That which at first was little more than an impulse, caused by wounded pride, speedily developed into a settled purpose, and Haldane would leave his prison cell fully bent on achieving great things. In accordance with a tendency in impulsive natures, he reacted from something like despair into quite a sanguine and heroic mood. He would "face and fight the world, ay, and conquer it, too." He would go out into the streets which had witnessed his disgrace, and, penniless, empty-handed, dowered only with shame, he would prove his manhood by winning a position that would compel respect and more than respect.

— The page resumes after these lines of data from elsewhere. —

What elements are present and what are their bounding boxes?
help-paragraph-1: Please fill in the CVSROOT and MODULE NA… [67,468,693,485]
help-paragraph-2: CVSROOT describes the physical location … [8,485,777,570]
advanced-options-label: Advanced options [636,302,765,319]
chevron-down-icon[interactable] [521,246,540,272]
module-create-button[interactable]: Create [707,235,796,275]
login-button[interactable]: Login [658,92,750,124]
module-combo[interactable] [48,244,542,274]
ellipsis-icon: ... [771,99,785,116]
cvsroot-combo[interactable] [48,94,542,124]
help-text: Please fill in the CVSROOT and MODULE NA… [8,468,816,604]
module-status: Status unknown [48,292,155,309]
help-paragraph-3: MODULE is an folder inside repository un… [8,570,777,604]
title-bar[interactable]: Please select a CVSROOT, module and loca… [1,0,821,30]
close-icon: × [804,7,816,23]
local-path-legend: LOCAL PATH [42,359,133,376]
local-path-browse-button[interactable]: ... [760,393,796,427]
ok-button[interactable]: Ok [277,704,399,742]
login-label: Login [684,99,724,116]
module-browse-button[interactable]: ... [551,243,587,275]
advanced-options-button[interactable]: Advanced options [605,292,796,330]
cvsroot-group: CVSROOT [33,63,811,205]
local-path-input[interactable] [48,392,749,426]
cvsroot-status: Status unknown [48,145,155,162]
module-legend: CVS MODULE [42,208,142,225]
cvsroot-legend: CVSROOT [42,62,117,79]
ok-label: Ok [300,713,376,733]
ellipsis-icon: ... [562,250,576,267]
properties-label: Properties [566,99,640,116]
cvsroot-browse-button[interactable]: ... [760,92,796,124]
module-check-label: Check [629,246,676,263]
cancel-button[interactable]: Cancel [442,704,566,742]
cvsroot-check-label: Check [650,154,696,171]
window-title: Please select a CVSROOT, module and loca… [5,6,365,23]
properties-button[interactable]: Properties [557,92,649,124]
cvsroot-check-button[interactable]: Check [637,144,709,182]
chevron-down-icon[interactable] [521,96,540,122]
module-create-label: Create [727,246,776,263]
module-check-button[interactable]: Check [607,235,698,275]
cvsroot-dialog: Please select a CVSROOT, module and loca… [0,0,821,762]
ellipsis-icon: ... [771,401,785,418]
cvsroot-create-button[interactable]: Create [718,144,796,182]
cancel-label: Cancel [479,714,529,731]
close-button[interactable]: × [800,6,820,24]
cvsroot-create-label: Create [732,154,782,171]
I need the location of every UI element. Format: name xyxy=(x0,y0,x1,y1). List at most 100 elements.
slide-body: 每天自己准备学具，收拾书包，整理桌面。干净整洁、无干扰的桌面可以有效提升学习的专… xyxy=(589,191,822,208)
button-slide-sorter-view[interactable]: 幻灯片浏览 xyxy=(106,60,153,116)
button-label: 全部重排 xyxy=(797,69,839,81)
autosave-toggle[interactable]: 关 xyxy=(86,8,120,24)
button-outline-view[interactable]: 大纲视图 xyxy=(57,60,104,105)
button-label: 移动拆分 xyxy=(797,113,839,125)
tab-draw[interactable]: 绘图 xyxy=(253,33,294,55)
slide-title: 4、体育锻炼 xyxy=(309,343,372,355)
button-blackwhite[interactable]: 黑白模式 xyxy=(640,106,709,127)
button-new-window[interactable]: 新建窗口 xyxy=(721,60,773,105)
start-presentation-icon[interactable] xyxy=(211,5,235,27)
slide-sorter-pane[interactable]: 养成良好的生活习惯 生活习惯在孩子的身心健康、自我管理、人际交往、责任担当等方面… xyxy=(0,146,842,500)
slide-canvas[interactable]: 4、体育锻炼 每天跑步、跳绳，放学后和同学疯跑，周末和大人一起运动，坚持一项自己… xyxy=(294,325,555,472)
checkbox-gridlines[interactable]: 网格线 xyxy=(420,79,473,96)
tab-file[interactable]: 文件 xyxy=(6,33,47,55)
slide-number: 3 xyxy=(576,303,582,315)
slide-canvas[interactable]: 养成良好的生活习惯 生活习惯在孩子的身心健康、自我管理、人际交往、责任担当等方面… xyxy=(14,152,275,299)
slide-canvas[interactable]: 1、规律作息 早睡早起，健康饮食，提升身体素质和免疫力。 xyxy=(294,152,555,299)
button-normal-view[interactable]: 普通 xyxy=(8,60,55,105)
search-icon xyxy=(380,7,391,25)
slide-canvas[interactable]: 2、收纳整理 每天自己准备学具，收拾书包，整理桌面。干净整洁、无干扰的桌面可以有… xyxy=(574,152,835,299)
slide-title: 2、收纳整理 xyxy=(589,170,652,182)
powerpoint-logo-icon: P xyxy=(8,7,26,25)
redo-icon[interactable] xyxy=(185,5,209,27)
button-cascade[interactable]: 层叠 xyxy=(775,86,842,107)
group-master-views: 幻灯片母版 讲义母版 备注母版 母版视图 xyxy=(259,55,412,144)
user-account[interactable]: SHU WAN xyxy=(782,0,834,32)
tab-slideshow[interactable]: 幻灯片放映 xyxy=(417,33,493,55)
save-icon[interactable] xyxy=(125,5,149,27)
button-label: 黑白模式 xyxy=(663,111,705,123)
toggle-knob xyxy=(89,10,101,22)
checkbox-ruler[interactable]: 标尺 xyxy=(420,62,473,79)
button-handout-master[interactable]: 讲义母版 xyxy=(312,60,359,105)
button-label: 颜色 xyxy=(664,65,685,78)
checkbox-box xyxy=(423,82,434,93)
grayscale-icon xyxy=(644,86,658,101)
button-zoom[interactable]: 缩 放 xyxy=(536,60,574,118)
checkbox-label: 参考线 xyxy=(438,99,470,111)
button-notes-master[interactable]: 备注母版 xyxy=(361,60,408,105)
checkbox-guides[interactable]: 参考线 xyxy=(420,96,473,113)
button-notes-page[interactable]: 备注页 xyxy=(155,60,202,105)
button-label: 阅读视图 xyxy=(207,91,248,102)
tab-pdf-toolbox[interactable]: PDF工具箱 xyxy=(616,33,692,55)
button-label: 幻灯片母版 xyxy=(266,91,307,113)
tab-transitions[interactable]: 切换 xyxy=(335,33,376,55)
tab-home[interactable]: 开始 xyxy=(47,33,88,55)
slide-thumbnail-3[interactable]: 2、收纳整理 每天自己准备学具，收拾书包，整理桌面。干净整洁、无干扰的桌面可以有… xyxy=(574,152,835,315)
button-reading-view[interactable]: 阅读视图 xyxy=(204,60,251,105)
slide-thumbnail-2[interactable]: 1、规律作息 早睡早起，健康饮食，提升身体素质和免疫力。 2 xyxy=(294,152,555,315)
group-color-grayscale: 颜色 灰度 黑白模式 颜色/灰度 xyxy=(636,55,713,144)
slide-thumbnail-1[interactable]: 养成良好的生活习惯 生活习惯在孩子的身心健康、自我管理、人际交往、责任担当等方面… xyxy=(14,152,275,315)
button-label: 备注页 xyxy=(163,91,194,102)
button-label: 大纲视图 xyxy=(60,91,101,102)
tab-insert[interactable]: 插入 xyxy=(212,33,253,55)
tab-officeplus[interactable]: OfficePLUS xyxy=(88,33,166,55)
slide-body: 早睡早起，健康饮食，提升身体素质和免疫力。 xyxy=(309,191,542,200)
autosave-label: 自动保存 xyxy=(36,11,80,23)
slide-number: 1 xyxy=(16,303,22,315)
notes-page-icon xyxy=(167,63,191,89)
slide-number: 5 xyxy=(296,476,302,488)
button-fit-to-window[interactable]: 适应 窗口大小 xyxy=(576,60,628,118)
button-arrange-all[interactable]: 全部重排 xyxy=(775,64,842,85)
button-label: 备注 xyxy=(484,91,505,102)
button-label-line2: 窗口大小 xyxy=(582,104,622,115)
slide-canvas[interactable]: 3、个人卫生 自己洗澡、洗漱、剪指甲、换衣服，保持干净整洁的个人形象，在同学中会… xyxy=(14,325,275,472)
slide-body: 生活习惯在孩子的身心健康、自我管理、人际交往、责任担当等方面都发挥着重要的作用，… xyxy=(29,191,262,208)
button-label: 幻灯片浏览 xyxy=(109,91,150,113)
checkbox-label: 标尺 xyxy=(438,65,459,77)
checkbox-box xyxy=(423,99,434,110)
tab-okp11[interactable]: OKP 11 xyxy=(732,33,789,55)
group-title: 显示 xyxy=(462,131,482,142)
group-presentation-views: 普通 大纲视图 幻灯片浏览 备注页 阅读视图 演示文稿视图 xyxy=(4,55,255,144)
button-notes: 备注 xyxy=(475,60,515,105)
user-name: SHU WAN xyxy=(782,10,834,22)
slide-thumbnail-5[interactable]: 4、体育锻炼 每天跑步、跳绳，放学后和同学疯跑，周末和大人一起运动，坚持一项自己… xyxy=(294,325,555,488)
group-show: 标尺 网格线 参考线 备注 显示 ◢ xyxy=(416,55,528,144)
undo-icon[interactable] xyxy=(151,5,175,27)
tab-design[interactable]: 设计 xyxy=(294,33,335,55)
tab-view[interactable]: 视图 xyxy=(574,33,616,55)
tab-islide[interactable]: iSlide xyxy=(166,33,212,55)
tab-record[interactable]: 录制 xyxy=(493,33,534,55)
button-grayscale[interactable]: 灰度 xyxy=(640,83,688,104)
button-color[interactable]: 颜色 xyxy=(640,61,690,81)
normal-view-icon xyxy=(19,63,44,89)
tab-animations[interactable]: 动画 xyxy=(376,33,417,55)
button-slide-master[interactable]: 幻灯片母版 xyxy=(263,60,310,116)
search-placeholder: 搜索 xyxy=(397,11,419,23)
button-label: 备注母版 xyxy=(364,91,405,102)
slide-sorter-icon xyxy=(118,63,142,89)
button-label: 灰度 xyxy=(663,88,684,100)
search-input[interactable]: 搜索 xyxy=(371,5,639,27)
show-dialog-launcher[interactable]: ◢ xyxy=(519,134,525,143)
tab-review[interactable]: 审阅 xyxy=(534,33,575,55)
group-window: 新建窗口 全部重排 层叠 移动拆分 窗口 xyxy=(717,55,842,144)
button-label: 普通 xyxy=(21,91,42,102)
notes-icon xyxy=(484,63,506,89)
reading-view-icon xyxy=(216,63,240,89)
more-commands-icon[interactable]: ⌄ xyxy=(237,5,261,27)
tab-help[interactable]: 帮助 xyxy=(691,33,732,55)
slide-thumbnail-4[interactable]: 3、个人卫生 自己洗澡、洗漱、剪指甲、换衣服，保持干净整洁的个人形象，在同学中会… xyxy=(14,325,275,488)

Mrs. Arnot, who returned immediately to the prison, was puzzled to know how to deal with him. She approved of his resolution to remain in Hillaton, and of his purpose to regain respect and position on the very spot, as it were, where, by his crime and folly, he had lost both. She was satisfied that such a course promised far better for the future than a return to his mother's luxurious home. With all its beauty and comfort it would become to him almost inevitably a slough, both of "despond" and of dissipation--dissipation of the worst and most hopeless kind, wherein the victim's ruling motive is to get rid of self. The fact that the young man was capable of turning upon and facing a scornful and hostile world was a good and hopeful sign. If he had been willing to slink away with his mother, bent only on escape from punishment and on the continuance of animal enjoyment, Mrs. Arnot would have felt that his nature was not sufficiently leavened with manhood to give hope of reform.
But while his action did suggest hope, it also contained elements of discouragement. She did not find fault with what he proposed to do, but with the spirit in which he was entering on his most difficult task. His knowledge of the world was so crude and partial that he did not at all realize the herculean labor that he now became eager to attempt; and he was bent on accomplishing everything in a way that would minister to his own pride, and proposed to be under obligations to no one.
Mrs. Arnot, with her deep and long experience, knew how vitally important it is that human endeavor should be supplemented by divine aid, and she sighed deeply as she saw that the young man not only ignored this need, but did not even seem conscious of it. Religion was to him a matter of form and profession, to which he was utterly indifferent. The truth that God helps the distressed as a father helps and comforts his child, was a thought that then made no impression on him whatever. God and all relating to him were abstractions, and he felt that the emergency was too pressing, too imperative, for considerations that had no practical and immediate bearing upon his present success.